◇欲しいものは決まっていた

いきなりだが私の彼氏は格好いい。
雑誌に載ってるモデルでもおかしくないくらい格好いい。
恋は盲目?いやいや、本当に誰もが羨む彼氏だ。見た目が良いだけではなく、テニス部部長として勝利へ導いている。病気とも闘いぬいた。彼の努力と強さは尊敬する。

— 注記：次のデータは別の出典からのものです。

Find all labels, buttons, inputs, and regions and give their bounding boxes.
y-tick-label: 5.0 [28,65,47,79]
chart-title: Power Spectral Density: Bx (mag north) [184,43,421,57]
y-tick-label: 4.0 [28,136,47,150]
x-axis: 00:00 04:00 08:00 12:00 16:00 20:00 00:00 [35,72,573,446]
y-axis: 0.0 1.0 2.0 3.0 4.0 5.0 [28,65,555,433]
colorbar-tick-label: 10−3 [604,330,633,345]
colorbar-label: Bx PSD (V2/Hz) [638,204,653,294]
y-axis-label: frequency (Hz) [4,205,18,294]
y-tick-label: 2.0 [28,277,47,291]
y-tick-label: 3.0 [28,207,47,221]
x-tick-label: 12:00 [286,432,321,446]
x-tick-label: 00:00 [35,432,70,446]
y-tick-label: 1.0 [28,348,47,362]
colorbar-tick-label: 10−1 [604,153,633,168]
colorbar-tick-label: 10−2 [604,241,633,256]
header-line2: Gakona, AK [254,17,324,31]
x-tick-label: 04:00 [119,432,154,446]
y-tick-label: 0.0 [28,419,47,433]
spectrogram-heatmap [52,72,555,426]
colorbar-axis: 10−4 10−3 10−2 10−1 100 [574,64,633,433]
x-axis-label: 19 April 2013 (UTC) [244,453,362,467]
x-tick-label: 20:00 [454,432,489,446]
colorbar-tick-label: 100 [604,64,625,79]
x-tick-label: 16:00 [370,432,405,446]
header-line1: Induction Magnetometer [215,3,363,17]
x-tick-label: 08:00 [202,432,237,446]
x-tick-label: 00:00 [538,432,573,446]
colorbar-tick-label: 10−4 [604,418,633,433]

そんな彼と今、私の部屋にいるのだが先程から気になっていたことがある。昨日テレビを見ていたらオーラのない長髪タレントが出ていた。その彼が髪をくくった瞬間、劇的にかっこよくなったのだ。

だから、気になる。
精市が髪を束ねたらどうなるのか。


「なまえ、さっきから見つめてきてどうしたんだい?そろそろ穴が開きそう」


私はどうも気になるとガン見する癖があるらしい。ベッドに寄りかかっていた体を彼へと傾ける。

「ねえ髪くくってみせてよ」

私は手首につけていたヘアゴムを彼に差し出した。それを見た彼はきょとんとした後、「良いよ」とにっこり笑い、躊躇なく髪をすきながら束ねていく。

「どう?」

「綺麗!すごい綺麗!」

「そう、綺麗?」

束ねる仕草も、まとめられたその姿も、息が止まるかと思うくらい綺麗だった。まるで映画のワンシーンを見ているかのようで興奮した。興奮した勢いで奇麗だと連呼すると途端に彼の綺麗な顔つきがかわった。目を細めて口元は綺麗に弧を描く。若干流し目なこともあり神秘的な雰囲気になった。

その事に戸惑う私を見て彼は迫ってきた。
「俺は自慢のかっこいい彼氏じゃなかった?」

「ち、近いよ精市!」

後ろにベッドがあるためこれ以上は逃げられない。いつもと違う雰囲気、追い詰められた距離に慌てる私と、余裕の表情を見せる精市。両手で彼を押さえようとも力じゃ全然敵うわけがなくて簡単に抱き締められた。そのまま耳元でぽつりと呟く台詞に私は動揺した。

「今日、誕生日なんだよね」

「ごめん……知らなかった」

「うん、言わなかったからね」

「だからさ」

抱き締めていた腕がほどかれその両手は私の顔を包んだ。